Bellas: Wir bauen einen Transrapid durch die Schlucht. Wir müssten dann allerdings einige Bereiche sprengen. Dabei können wir übrigens auch noch Personal einsparen. Es geht ja alles automatisch, und wenn mal ein Unfall passiert und ein paar Tote in der Schlucht bleiben, kräht doch kein Hahn danach. Es läuft ja keiner mehr zu Fuß durch, also verrotten die unbemerkt. Transrapid ist die Optimallösung! Was den Chinesen Recht ist – sie haben diese deutsche Technik ja gekauft – sollte uns Griechen doch billig sein.

Maskarakis: Apropos billig. Wo ist eigentlich die Frau Mova?

Mova (eilt in diesem Moment zu Tür herein): Tut mir leid, ich habe mir beim Aussteigen aus dem Taxi … (wie schon erwähnt, der Protokollführer). Was habe ich da eben von billig gehört?

Moustakis: Wir sprachen über die Finanzierung eines sehr innovativen Projekts. Wie sieht es denn da mit EG-Mitteln aus?
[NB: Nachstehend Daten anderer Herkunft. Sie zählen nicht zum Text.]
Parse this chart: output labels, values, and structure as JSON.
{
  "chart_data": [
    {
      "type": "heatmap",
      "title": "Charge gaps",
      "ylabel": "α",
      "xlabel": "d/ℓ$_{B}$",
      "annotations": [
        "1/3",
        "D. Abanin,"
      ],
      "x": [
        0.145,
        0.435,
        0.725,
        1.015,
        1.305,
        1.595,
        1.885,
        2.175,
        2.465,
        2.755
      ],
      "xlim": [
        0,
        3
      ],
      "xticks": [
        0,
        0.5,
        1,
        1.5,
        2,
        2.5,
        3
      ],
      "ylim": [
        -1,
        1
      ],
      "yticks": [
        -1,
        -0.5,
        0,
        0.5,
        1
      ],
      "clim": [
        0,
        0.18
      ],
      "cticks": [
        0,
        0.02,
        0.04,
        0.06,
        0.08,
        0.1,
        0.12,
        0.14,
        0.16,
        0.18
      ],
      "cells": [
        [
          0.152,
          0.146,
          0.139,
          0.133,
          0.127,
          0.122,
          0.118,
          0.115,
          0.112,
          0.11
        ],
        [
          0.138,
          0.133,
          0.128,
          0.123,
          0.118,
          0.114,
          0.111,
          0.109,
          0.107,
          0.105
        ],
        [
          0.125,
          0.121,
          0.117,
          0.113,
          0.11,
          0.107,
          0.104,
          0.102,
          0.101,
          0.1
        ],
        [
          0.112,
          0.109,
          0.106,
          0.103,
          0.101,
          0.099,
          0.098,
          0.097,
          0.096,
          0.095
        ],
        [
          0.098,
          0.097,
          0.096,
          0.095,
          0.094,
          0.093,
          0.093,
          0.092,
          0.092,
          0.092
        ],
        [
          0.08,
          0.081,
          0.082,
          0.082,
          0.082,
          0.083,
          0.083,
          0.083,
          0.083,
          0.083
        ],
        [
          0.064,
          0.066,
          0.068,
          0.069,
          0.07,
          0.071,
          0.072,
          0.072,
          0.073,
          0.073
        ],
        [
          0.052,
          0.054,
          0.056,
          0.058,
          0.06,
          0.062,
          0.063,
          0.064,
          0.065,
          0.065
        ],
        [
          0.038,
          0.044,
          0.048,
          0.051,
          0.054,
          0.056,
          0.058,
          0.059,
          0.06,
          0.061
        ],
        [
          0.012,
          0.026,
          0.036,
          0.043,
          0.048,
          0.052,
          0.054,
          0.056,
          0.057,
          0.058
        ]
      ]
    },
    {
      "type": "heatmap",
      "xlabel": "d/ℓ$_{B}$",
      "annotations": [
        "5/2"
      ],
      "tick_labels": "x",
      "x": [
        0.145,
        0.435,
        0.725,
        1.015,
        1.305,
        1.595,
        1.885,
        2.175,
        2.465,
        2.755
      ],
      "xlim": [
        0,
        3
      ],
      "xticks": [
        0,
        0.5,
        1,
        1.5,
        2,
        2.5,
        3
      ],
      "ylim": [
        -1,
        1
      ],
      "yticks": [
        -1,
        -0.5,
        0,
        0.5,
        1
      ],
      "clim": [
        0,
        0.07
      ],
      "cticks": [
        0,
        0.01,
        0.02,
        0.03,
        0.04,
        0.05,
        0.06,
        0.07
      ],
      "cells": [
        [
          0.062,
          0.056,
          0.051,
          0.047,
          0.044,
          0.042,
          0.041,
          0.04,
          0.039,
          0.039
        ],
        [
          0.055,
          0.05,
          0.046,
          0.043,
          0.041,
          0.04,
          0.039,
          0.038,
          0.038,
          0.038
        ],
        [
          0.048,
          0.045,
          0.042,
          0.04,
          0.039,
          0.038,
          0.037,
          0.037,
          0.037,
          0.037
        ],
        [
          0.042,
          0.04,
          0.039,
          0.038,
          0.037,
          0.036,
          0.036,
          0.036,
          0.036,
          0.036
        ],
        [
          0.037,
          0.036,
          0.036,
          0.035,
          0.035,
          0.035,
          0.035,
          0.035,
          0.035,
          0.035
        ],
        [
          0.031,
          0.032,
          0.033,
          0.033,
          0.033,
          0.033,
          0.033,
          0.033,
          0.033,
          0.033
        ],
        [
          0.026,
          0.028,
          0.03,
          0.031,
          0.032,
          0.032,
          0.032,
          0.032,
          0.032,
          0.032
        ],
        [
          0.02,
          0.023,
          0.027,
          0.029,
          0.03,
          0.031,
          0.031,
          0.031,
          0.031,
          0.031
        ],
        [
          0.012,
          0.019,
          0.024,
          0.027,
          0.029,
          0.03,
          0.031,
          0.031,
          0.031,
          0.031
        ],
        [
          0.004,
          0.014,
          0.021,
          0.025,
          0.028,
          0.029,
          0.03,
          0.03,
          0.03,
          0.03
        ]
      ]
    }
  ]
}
Mova: Das, lieber Herr Nomarchis, ist das kleinste Problem. Solange die EG die unsinnigsten Straßen hier auf Kreta finanziert, wird wohl eine innovative Idee kein Thema sein. Um wie viel Milliarden geht es denn?

Moustakis: Das können wir noch nicht sagen, da wir uns noch nicht für ein Modell entschieden haben. Sagt Ihnen der Begriff Transrapid etwas?

Mova: Nicht direkt, aber ich habe gehört, es soll ein Superseller sein. No problem, die Finanzierung kriege ich genehmigt!

Melaris: Und was ist mit den Agrimia?

Maskarakis: Die gewöhnen sich schon daran. Die kommen wahrscheinlich bald Bananen bei den Touristen betteln.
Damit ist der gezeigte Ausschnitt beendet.